Question

Which of the following statement is true about ideal solutions? (a) the volume of mixing is zero (b) the enthalpy of mixing is zero (c) both \(\mathrm{A}\) and \(\mathrm{B}\) (d) none of these

Short answer

(c) both A and B

Step-by-step solution

Understand Ideal Solutions

An ideal solution is a solution in which the intermolecular interactions between different types of molecules are the same as between the same types. This means that ideal solutions follow Raoult's Law and do not have any energy change when mixed.

Examine the Volume of Mixing

For an ideal solution, when the components are mixed, there is no volume change. Therefore, the volume of mixing is zero. This means statement (a) is true.

Examine the Enthalpy of Mixing

Since ideal solutions have uniform intermolecular interactions, the enthalpy change for mixing is also zero, as there is no absorption or release of heat. Thus, statement (b) is true as well.
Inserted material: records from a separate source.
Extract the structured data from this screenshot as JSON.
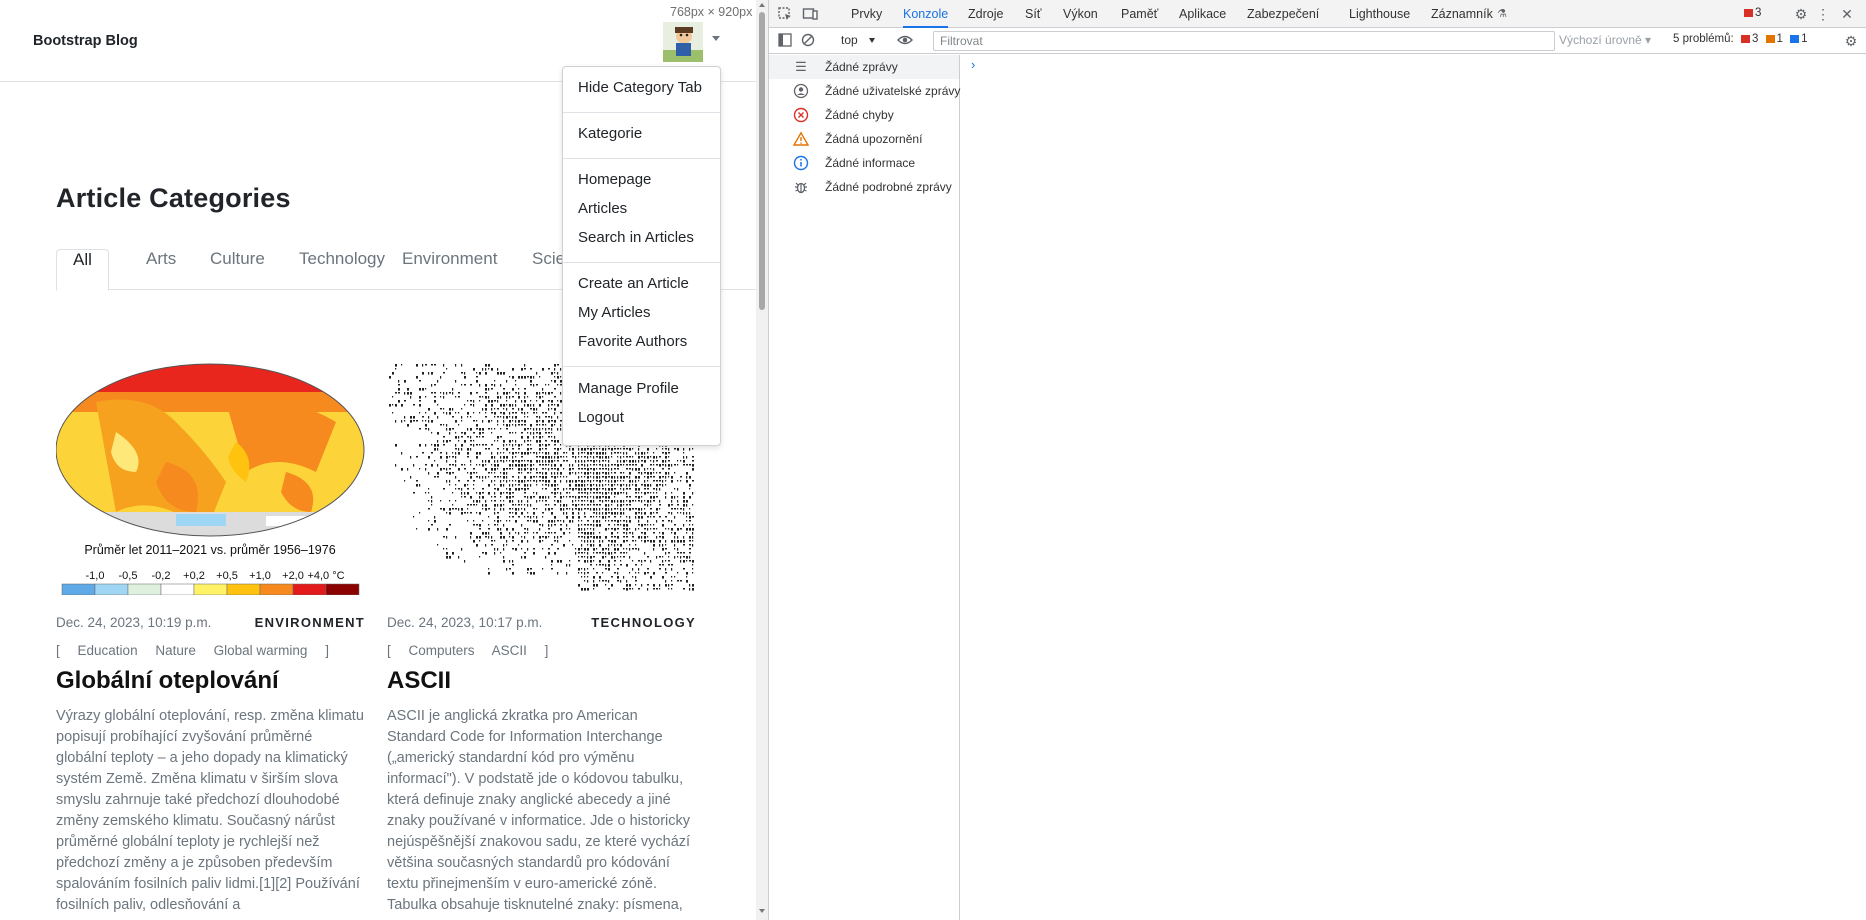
{
  "page": {
    "brand": "Bootstrap Blog",
    "dimensions_overlay": "768px × 920px",
    "title": "Article Categories",
    "tabs": [
      "All",
      "Arts",
      "Culture",
      "Technology",
      "Environment",
      "Scie"
    ],
    "active_tab": "All",
    "dropdown": {
      "items": [
        [
          "Hide Category Tab"
        ],
        [
          "Kategorie"
        ],
        [
          "Homepage",
          "Articles",
          "Search in Articles"
        ],
        [
          "Create an Article",
          "My Articles",
          "Favorite Authors"
        ],
        [
          "Manage Profile",
          "Logout"
        ]
      ]
    },
    "cards": [
      {
        "date": "Dec. 24, 2023, 10:19 p.m.",
        "category": "ENVIRONMENT",
        "tags": [
          "Education",
          "Nature",
          "Global warming"
        ],
        "title": "Globální oteplování",
        "text": "Výrazy globální oteplování, resp. změna klimatu popisují probíhající zvyšování průměrné globální teploty – a jeho dopady na klimatický systém Země. Změna klimatu v širším slova smyslu zahrnuje také předchozí dlouhodobé změny zemského klimatu. Současný nárůst průměrné globální teploty je rychlejší než předchozí změny a je způsoben především spalováním fosilních paliv lidmi.[1][2] Používání fosilních paliv, odlesňování a",
        "image_caption": "Průměr let 2011–2021 vs. průměr 1956–1976",
        "legend": [
          "-1,0",
          "-0,5",
          "-0,2",
          "+0,2",
          "+0,5",
          "+1,0",
          "+2,0",
          "+4,0 °C"
        ],
        "legend_colors": [
          "#5ea9e6",
          "#9fd6f3",
          "#dff0df",
          "#ffffff",
          "#fff266",
          "#ffc20e",
          "#f68a1f",
          "#e31a1c",
          "#8b0000"
        ]
      },
      {
        "date": "Dec. 24, 2023, 10:17 p.m.",
        "category": "TECHNOLOGY",
        "tags": [
          "Computers",
          "ASCII"
        ],
        "title": "ASCII",
        "text": "ASCII je anglická zkratka pro American Standard Code for Information Interchange („americký standardní kód pro výměnu informací\"). V podstatě jde o kódovou tabulku, která definuje znaky anglické abecedy a jiné znaky používané v informatice. Jde o historicky nejúspěšnější znakovou sadu, ze které vychází většina současných standardů pro kódování textu přinejmenším v euro-americké zóně. Tabulka obsahuje tisknutelné znaky: písmena,"
      }
    ]
  },
  "devtools": {
    "tabs": [
      "Prvky",
      "Konzole",
      "Zdroje",
      "Síť",
      "Výkon",
      "Paměť",
      "Aplikace",
      "Zabezpečení",
      "Lighthouse",
      "Záznamník"
    ],
    "active_tab": "Konzole",
    "error_badge_count": "3",
    "context": "top",
    "filter_placeholder": "Filtrovat",
    "levels": "Výchozí úrovně",
    "problems_label": "5 problémů:",
    "problem_counts": {
      "errors": "3",
      "warnings": "1",
      "info": "1"
    },
    "sidebar": [
      {
        "label": "Žádné zprávy",
        "icon": "list-icon"
      },
      {
        "label": "Žádné uživatelské zprávy",
        "icon": "user-icon"
      },
      {
        "label": "Žádné chyby",
        "icon": "error-icon"
      },
      {
        "label": "Žádná upozornění",
        "icon": "warning-icon"
      },
      {
        "label": "Žádné informace",
        "icon": "info-icon"
      },
      {
        "label": "Žádné podrobné zprávy",
        "icon": "bug-icon"
      }
    ],
    "colors": {
      "accent": "#1a73e8",
      "error": "#d93025",
      "warning": "#e37400"
    }
  }
}
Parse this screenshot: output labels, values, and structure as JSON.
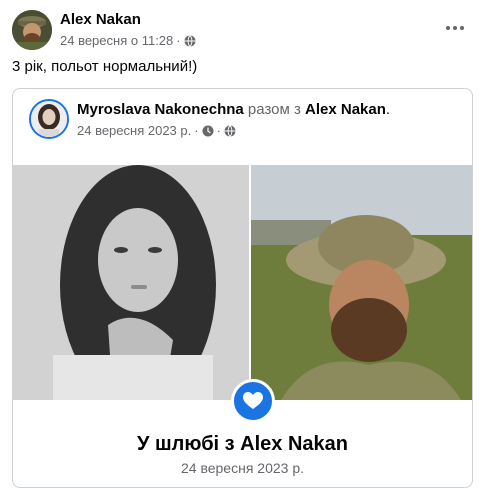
{
  "post": {
    "author": "Alex Nakan",
    "date": "24 вересня о 11:28",
    "separator": "·",
    "privacy_icon": "globe-icon",
    "text": "3 рік, польот нормальний!)"
  },
  "shared": {
    "author": "Myroslava Nakonechna",
    "with_text": "разом з",
    "partner": "Alex Nakan",
    "punct": ".",
    "date": "24 вересня 2023 р.",
    "separator1": "·",
    "separator2": "·",
    "icons": [
      "clock-icon",
      "globe-icon"
    ]
  },
  "event": {
    "title": "У шлюбі з Alex Nakan",
    "date": "24 вересня 2023 р.",
    "icon": "heart-icon"
  },
  "colors": {
    "accent": "#1b74e4",
    "text": "#050505",
    "secondary": "#65676b",
    "border": "#ced0d4"
  }
}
Determine Which Statements are True

Since both the volume of mixing and the enthalpy of mixing are zero in ideal solutions, both statements (a) and (b) are correct. This means option (c), which states both (a) and (b) are true, is the correct answer.

Key concepts

Volume of Mixing

When we talk about the volume of mixing in the context of ideal solutions, it refers to a simple concept: the total volume of the solution after mixing is the same as the sum of the volumes of the individual components before mixing. This implies no volume change or expansion occurs when different substances are combined.

For ideal solutions, the interactions between molecules of different types are similar to those that occur between molecules of the same type. This results in no net macroscopic effects as far as volume is concerned. Therefore, the volume of mixing is zero.

Let's break it down: * No volume contraction means no noticeable shrinkage in volume. * No volume expansion means no noticeable increase in size. * This observation is crucial because it reinforces the idea that the solution behaves completely predictably and maintains its physical space as a combination of its individual parts.

In summary, ideal solutions demonstrate a perfect additive property regarding volume, which is why it remains unchanged.

Enthalpy of Mixing

The enthalpy of mixing focuses on the thermal energy exchange between molecules when two substances are combined to form a solution. In simpler terms, when you mix components to form an ideal solution, no heat is absorbed or released.

To put this into perspective, consider that in an ideal solution: * Molecular interactions are uniform and consistent. * There's no preferability or aversion among different molecules when forming new interactions.

This means the system's total energy remains unchanged. If you're wondering how this works, think of it like combining two puzzle pieces that fit perfectly—in this perfect match, no energy is needed for adjustments.

This is why the enthalpy change for an ideal solution is zero. There are no additional forces needed to overcome, and no heat exchange occurs, indicating a completely balanced energetic environment.

Raoult's Law

Raoult's Law is a foundational principle in understanding ideal solutions. It states that the partial vapor pressure of a component in a solution is directly proportional to the mole fraction of that component in the solution.

Mathematically, it can be expressed as:\[ P_i = X_i \times P_i^0 \]where:* \(P_i\) is the partial vapor pressure of the component.* \(X_i\) is the mole fraction of the component in the solution.* \(P_i^0\) is the vapor pressure of the pure component.In an ideal solution:* Each component's partial pressure contributes predictably to the total vapor pressure.* The total vapor pressure is the sum of the partial pressures of individual components.

This concept highlights that, due to identical interactions as in their pure states, components in an ideal solution don't deviate from expected behavior. Everything is highly predictable and conforms well to theoretical expectations, making Raoult's Law a robust tool for analyzing such systems. Understanding this helps in predicting how solutions will behave under various conditions, essential for anyone studying chemistry.